Re: [DISCUSS] Status of Statefun Project

2023-08-18 Thread Galen Warren via user
Thanks.

If you were to build a local image, as you suggest, how do you access that
image when building the playground images? All the compilation of
playground code happens inside containers, so local images on the host
aren't available in those containers. Unless I'm missing something?

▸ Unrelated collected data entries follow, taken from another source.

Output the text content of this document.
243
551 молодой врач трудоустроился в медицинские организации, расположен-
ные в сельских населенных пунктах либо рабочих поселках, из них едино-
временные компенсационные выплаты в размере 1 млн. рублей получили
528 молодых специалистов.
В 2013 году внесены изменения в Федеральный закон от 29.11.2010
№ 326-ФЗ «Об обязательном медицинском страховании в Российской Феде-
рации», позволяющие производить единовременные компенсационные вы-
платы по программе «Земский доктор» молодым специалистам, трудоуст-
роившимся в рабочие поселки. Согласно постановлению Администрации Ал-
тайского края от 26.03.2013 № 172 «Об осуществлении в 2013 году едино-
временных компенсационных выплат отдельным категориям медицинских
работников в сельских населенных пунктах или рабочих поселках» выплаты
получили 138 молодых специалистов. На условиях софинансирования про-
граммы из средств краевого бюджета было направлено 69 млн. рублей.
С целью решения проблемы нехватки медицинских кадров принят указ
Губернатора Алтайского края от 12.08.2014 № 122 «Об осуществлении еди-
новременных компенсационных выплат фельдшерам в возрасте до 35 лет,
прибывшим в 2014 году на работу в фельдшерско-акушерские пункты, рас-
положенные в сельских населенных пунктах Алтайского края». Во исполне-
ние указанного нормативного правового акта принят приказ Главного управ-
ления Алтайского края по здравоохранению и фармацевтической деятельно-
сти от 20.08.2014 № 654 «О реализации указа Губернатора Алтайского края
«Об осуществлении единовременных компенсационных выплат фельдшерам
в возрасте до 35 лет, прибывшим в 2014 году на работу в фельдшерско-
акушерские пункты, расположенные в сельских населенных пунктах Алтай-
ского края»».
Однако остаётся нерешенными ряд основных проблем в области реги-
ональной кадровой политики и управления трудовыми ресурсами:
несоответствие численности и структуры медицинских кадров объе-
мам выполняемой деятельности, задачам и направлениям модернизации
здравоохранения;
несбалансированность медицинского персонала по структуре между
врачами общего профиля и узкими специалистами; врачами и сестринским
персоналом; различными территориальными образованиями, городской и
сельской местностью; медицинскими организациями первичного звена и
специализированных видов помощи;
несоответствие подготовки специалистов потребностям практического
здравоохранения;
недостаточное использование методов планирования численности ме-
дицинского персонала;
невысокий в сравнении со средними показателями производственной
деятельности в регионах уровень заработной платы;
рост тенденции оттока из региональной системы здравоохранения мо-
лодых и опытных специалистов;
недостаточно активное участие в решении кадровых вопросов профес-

I've slightly reworked things such that the playground images can be run in
one of two modes -- the default mode, which works like before, and a
"local" mode where locally built code is copied into the build containers
so that it can be accessed during the build. It works fine, you just have
to define a couple of environment variables when running docker-compose to
specify default vs. local mode and what versions of Flink and Statefun
should be referenced, and then you can build a run the local examples
without any additional steps. Does that sound like a reasonable approach?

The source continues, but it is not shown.